If You Plan on Renting a 2-bedroom Home, This is What Your Hourly Wage Should Look Like
In the picture below, everything is calculated as if 30% of renters’ income is spent on housing (which, by the way, is a complete fantasy). In order to be able to afford renting a 2-bedroom unit, here is the hourly wage you’d need to make, in every state:
Bottom line: If you don’t want to starve – don’t live near rich people.
Out of Reach is a program from the National Low-Income Housing Coalition that has focused on the problem of rent affordability since 1989 and put out a detailed report of what you’d need to earn in order to really be able to afford living in the U.S. Unlike them, here is a different approach. That is how many hours you’d need to work (LOCAL MINIMUM WAGE!) to afford a place:
If we were to single out large cities like San Francisco, the numbers would be even crazier, but this is a state-by-state map. This is clearly a direct hit to low-skilled workers and their families, but also an issue for other fixed-income earners and retirees. The thing is, economists would normally hope time will solve this market issue, but rents just keep increasing in price.
The Dollar and Hours
A table illustrates the big gap between what renters earn and how much they would actually need to earn in order for their rent to be 30% of their monthly paycheck.
In Economy 101 this would be refereed to as a market failure.
An ‘into’ to the report was given by Oregon Governor, Kate Brown:
“In my home state of Oregon, and in communities across the country, working families searching for affordable rental units find little to nothing in their price range. There simply isn’t enough reasonably priced, decently maintained housing to meet the demand, and rapidly rising rents outpace wages. As a result, one out of four households spends more than half their income on housing costs. People with low or fixed incomes face even bleaker situations.”
Apparently, since the housing crash of 2008, American has been facing too many rental-related problems. One would assume that many excess housing built in the mid-to-late 2000’s would have turned to rentals, but that is wrong.

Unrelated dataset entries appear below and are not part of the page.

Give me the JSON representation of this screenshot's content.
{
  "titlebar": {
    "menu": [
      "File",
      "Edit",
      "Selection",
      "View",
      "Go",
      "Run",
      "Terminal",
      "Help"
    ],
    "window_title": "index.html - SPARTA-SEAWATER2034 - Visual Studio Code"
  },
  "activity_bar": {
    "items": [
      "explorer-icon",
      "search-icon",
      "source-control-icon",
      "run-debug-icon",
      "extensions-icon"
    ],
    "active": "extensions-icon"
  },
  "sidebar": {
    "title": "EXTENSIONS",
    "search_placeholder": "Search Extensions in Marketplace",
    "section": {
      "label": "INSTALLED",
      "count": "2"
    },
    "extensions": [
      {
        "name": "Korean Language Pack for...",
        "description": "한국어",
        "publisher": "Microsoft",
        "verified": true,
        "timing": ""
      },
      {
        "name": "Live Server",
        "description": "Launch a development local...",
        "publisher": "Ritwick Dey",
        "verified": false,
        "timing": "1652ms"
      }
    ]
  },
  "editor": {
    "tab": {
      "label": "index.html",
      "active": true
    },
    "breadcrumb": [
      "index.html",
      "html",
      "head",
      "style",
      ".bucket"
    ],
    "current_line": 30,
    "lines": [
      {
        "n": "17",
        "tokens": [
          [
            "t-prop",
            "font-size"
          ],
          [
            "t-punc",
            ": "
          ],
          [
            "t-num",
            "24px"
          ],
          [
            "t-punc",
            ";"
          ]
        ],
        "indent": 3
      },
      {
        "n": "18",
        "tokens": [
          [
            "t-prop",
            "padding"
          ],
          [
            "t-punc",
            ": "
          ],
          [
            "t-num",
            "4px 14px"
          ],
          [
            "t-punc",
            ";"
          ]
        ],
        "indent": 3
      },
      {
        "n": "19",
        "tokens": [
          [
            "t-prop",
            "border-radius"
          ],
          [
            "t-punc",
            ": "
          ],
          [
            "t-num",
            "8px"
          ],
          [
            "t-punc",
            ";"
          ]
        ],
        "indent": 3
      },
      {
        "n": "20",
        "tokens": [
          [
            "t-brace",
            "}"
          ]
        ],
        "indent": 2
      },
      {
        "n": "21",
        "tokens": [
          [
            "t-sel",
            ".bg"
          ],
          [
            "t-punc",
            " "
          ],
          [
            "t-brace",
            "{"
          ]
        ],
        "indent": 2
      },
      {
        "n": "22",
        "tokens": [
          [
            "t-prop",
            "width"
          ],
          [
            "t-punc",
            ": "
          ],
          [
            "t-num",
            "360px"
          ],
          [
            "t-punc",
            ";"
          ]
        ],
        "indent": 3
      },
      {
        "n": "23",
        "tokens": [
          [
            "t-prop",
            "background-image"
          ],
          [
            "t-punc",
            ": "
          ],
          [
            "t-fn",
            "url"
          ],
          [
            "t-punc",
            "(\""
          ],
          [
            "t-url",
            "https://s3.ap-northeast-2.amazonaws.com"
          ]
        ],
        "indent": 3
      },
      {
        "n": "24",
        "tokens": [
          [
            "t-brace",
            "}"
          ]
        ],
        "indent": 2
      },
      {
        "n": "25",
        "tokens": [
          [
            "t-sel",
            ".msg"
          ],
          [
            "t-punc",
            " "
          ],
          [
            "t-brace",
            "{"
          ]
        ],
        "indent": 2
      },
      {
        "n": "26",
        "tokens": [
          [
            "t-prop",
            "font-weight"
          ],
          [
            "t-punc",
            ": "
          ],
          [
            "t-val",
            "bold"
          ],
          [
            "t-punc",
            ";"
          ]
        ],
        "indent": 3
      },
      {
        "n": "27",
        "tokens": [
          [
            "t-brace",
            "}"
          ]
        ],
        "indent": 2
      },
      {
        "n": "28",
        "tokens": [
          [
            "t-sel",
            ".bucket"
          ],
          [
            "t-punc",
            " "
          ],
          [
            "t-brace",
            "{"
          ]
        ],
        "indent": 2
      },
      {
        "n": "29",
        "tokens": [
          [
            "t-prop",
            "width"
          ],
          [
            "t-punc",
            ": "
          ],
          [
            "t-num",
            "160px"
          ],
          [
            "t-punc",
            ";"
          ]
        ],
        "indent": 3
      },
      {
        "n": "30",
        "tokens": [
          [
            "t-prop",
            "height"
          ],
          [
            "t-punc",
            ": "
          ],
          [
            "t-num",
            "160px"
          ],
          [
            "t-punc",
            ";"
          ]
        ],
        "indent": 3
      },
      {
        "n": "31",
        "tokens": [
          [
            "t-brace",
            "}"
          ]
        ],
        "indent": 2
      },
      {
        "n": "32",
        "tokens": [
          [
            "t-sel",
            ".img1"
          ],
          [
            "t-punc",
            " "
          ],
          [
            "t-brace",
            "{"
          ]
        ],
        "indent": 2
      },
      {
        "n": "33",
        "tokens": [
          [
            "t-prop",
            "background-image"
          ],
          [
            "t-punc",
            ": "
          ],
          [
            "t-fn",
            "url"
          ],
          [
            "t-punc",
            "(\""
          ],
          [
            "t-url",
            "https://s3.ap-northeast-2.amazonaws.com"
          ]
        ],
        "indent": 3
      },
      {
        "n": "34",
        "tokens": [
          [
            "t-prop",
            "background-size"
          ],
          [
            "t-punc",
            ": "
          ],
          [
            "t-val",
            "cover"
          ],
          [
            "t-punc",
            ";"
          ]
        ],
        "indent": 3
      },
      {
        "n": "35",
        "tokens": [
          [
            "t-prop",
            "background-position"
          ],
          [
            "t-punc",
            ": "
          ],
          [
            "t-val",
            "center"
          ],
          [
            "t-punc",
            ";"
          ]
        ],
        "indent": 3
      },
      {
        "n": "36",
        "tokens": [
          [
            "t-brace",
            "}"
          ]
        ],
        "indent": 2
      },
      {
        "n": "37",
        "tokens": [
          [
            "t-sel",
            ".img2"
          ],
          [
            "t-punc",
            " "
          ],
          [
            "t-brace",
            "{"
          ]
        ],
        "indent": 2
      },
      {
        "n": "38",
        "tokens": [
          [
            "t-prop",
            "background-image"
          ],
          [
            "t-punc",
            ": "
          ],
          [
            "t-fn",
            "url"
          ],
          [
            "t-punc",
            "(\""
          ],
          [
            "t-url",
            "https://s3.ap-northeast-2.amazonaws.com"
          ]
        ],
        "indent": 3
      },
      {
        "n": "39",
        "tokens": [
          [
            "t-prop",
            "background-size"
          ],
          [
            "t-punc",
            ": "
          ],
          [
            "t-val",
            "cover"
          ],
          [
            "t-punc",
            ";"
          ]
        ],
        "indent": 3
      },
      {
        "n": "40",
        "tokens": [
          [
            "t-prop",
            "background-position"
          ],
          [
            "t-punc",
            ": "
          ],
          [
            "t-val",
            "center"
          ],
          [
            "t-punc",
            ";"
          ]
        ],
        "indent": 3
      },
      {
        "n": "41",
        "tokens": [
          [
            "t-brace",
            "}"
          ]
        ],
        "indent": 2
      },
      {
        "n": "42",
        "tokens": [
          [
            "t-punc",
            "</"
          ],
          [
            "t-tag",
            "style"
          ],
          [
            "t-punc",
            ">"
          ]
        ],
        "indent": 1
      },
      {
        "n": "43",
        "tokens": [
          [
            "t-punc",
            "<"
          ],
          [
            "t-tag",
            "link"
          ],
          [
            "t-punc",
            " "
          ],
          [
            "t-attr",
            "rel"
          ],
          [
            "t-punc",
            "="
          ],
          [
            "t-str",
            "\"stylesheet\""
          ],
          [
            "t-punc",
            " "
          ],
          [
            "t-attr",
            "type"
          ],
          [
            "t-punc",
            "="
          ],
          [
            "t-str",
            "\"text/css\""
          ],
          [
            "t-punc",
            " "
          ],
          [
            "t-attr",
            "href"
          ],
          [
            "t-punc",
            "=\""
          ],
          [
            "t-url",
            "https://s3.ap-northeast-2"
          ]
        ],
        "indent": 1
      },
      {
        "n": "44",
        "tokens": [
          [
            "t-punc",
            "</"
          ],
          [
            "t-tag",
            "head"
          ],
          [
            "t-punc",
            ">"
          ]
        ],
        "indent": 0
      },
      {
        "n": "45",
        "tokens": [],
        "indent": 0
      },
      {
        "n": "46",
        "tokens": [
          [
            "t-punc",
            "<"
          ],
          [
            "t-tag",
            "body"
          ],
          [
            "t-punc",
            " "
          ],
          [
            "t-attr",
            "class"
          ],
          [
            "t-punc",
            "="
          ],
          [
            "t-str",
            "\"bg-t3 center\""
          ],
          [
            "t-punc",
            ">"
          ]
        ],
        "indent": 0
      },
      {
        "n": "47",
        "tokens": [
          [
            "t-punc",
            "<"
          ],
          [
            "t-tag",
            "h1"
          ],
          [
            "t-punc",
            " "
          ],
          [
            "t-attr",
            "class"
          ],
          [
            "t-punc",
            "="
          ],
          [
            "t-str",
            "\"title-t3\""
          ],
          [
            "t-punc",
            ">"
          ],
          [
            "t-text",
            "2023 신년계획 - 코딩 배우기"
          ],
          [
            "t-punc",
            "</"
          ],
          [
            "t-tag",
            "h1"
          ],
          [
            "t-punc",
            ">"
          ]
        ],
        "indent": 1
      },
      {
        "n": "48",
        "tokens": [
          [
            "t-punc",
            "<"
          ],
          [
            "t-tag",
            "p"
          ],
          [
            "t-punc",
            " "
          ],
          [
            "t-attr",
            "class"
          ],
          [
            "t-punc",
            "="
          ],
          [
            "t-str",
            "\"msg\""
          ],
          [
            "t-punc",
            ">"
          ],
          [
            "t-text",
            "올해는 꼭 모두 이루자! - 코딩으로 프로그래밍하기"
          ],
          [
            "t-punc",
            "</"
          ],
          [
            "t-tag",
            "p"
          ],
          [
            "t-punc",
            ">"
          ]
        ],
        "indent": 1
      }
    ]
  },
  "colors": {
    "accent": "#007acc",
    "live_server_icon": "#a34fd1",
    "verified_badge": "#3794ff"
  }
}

It’s a slippery slope. Many unsold or foreclosed homes were left vacant by banks or are occupied by debtors. On the other hand, many wealthy families have done well since 2009, so when for-sale projects start, and new houses are build – catering the wealthy families’ needs is the top priority, over others. This is why many families who are not wealthy enough to buy, decide to compromise and rent instead, but those who rent are lower-income people who don’t have any other option but to rent.This results in many renters but fewer rentals available, with for-sale homes which will not be converted to rentals by their owners, because they hope some rich people will pay cash for them.